The Food and Drug Administration earlier this year granted the first emergency use authorization for a CRISPR diagnostic test to the original SHERLOCK CRISPR SARS-Cov-2 kit. It detects the virus’s nucleic acids in upper respiratory tissue. A recent report says this assay was 100% concordant to RT-PCR in detecting SARS-CoV-2 in clinical nasopharyngeal samples.
The new assay improves on the first test by allowing a simpler workflow. It enables testing up to 5,000 patient samples based on a single operator and instrument, according to the paper. For example, the new test combines two independent SARS-CoV-2 targets in a single reaction to ease sample preparation and uses a 384-well format with minimal liquid handling steps to increase throughput and better work with automated processes. The new test also uses an extraction method involving a simple heat and proteinase K treatment, which is enough to allow direct sample addition to a SHERLOCK reaction while maintaining high sensitivity and specificity.
The researchers evaluated their assay using 55 negative and 50 positive remnant SARS-CoV-2 specimens. When combined with magnetic bead-based extraction on 60 of these samples, the new assay was 100% concordant with the Centers for Disease Control and Prevention (CDC) RT-qPCR assay. With the direct sample addition, the new assay was also 100% concordant with the CDC RT-qPCR direct method in 45 samples. Using direct saliva samples, the negative and positive agreements were 100% and 88%, respectively, compared with results from a collaborating clinical laboratory.
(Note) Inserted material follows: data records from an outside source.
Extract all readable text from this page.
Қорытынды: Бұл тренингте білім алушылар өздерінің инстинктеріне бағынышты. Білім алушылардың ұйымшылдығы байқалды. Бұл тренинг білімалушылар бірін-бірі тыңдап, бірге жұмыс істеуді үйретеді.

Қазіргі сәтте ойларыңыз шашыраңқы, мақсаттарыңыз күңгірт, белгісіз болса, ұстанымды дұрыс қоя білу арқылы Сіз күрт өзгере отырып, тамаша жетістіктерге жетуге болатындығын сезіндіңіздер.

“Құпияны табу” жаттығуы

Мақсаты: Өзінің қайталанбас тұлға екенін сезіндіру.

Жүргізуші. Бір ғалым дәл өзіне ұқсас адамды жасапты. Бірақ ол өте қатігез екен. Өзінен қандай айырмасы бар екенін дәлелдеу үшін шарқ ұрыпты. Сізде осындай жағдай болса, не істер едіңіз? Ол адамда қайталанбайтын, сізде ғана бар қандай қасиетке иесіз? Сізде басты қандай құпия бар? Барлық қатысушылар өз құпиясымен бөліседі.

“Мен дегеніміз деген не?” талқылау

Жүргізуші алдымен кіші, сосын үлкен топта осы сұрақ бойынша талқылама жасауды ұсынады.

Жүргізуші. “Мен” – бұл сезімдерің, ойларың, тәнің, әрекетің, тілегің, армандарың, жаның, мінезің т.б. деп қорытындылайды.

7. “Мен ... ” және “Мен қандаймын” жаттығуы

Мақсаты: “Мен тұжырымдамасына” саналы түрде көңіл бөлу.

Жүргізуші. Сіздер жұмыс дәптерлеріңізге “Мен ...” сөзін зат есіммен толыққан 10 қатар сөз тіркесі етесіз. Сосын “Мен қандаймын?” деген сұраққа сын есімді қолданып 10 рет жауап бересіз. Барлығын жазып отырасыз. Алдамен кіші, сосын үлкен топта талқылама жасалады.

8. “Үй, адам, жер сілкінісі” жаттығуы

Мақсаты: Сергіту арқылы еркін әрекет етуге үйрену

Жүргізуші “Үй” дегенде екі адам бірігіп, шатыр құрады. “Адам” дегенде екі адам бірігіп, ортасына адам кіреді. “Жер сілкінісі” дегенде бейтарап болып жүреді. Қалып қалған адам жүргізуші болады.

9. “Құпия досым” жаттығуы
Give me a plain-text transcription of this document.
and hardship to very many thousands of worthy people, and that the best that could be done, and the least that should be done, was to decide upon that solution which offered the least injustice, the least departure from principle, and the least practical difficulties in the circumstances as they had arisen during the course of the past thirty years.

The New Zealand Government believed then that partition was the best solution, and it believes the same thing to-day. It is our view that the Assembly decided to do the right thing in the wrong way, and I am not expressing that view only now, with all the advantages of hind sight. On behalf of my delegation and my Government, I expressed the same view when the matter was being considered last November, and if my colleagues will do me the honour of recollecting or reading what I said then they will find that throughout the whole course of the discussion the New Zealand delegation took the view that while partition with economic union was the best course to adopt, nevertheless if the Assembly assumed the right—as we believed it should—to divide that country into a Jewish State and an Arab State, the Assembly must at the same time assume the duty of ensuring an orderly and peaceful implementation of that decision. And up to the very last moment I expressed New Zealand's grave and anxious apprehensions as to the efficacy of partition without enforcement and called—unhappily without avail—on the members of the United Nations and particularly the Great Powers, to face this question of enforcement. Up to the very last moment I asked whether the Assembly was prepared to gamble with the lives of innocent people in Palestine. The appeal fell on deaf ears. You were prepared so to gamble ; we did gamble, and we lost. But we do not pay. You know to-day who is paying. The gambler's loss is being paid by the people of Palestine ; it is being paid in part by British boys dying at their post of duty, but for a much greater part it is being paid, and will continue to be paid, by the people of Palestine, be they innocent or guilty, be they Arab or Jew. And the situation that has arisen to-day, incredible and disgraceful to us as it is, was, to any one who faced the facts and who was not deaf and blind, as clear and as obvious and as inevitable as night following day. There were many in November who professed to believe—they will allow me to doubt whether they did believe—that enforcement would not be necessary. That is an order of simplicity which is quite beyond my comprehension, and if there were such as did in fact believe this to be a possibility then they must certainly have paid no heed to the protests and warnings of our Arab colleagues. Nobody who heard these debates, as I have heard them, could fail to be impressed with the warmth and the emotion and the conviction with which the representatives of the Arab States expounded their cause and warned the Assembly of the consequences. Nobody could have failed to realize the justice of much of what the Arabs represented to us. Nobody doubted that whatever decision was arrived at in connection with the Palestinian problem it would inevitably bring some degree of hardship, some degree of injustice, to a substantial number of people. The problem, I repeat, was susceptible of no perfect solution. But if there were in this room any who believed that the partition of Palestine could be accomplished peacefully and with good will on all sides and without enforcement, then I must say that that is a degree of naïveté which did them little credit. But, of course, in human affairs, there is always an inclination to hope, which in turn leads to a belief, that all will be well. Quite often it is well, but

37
Better Lab Stewardship of Anemia Tests May Be Needed
Overuse of laboratory screening tests for iron-deficiency anemia (IDA) and misinterpretation of iron studies in part lead to delayed diagnosis of gastrointestinal (GI) tract cancers, according to a recent paper. The authors also blamed underuse of bidirectional endoscopy for evaluation of new-onset IDA (JAMA Netw Open 2021; doi:10.1001/jamanetworkopen.2021.27827).
IDA is a classic early sign of GI tract malignant neoplasm, the study says. Up to 10% of patients with IDA may have undiagnosed GI tract cancer, so prompt evaluation is important. However, retrospective studies report common delays in diagnostic evaluation of IDA, which can lead to delayed colorectal cancer diagnosis. Meanwhile, colorectal cancer cases are rising in patients younger than the recommended age for start of screening. At least 30 different guidelines from 10 specialty societies make different recommendations for identification and evaluation of IDA.
To understand how primary care physicians handle IDA testing and evaluation, the researchers administered a survey consisting of questions about vignettes describing related clinical scenarios. In a survey of 325 primary care physicians, 76.9% of respondents said they screened at least some patients for anemia. Interpretation of iron studies was least accurate in a scenario of a borderline low ferritin level (40 ng/mL) with low transferrin saturation (2%). Just over a quarter of respondents—26.5%—incorrectly responded that this scenario did not indicate IDA, and 73.5% correctly identified this scenario as IDA. Of 312 participants, 54.5% recommended bidirectional endoscopy (upper endoscopy and colonoscopy) for new IDA for women age 65 years. Of 305 respondents, 168 (55.1%) recommended bidirectional endoscopy for men age 65 years.
The researchers say these findings suggest a need for design and use of tools to improve diagnosis of IDA and reduce risk of diagnostic errors.